スープのだしは、豚骨、セロリ、ショウガ、タマネギの4種類を使っているが、酸菜白肉鍋のポイントはだしではなく、やはり酸菜そのものと念を押す。聶さんが自宅で作るときは、だしはとらずに、酸菜とほかの具材だけで食べるそうだ。
第38回 台湾・前篇|全国漬物探訪|東海漬物より
昆布出汁に細切りの白菜を加え、20分ほど煮立たせる。くたくたになった頃合いに他の具材を投入し、一煮立ちしたところで、豚バラをしゃぶしゃぶする。まずはそのまま食べる。うん、うまい。スープの塩気も酸味もいい塩梅だ。ただやはり、食べ続けるにはやや単調か。
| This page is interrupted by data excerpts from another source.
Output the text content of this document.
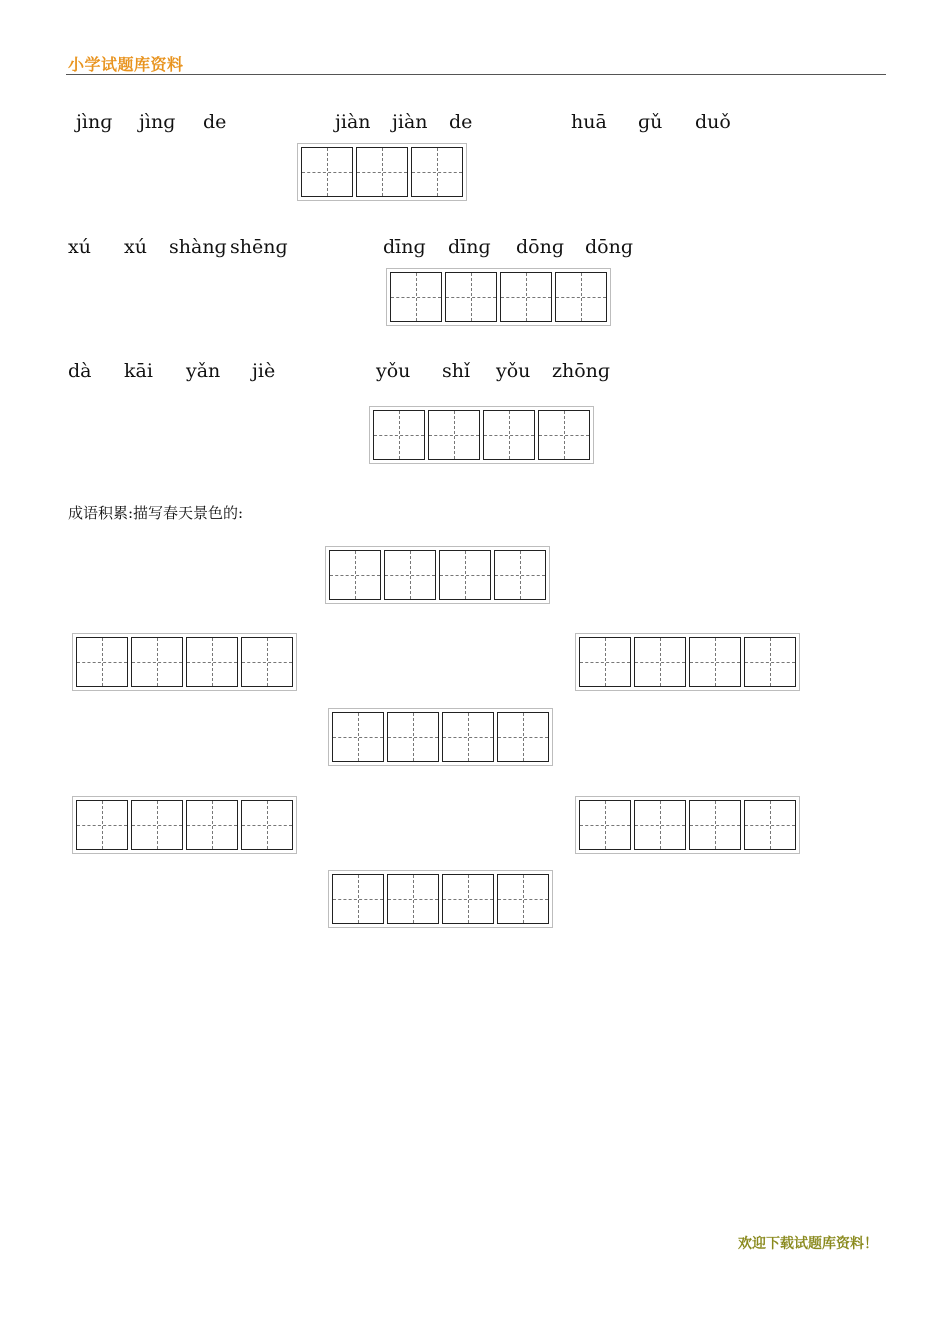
小学试题库资料
jìnɡ jìnɡ de	jiàn jiàn de	huā ɡǔ duǒ
xú xú shànɡ shēnɡ	dīnɡ dīnɡ dōnɡ dōnɡ
dà kāi yǎn jiè	yǒu shǐ yǒu zhōnɡ
成语积累:描写春天景色的:
欢迎下载试题库资料！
ソースも考えてみよう。
長白小館のオススメは、芝麻醤2、ニンニクソース1/2、韮菜花椒2/1という配合のシンプルなものだ。五郎さんセレクトは、ホットペッパー(辣椒醤)、醤油、豆腐乳、ニンニク、(おそらく)韮菜花椒、パクチー、砂糖、ネギ、最後にレモン汁と、ほぼ全部のせだ。
白菜の発酵具合によるが、レモンはいらんだろう・・・と思うがいかに。
「100回は通わないとソースの調合は極められん。オレはまだまだ白帯だ」という五郎の気持ちは痛いほどわかる。全部いれたくなるのが旅人の人情というものだ。
ということで、我々は胡麻油とパクチー、辣油を選択。というのも胡麻ペーストを先日の火鍋で食い尽くしてしまったからだ。
牛、豚、ラムを一通り喰った五郎さんが「この鍋は豚肉に尽きる」とつぶやいた理由がわかった。白菜の漬け物の酸味が豚バラの脂身を包み込み、肉がさっぱり無限系の食べ物に昇華している。これが宇宙ってやつか。部位にもよるかもしれないが、赤身の強いラムだと白菜に負けそうだし、牛だとスープが負けてしまいそうだ。ただソースに練り胡麻をいれたら、牛とラムが一気にのし上がってくるのでは・・・・・・。
こういう実験的な飯に手をだすとき、ついつい家人の様子をうかがってしまうのは悪いクセだとは思う。静かに様子をうかがっていたが、予想以上にがっついているではないか。「うまいな、これ」と五郎さんバリに箸を鍋に突っ込んでいる。これは冬の鍋の主席になりえるポテンシャル。
とはいえ、なにより喜ばしいのは、今後は心置きなく白菜ひと玉を漬けられることだろう。明日は八百屋。白菜ひと玉買ってこよう。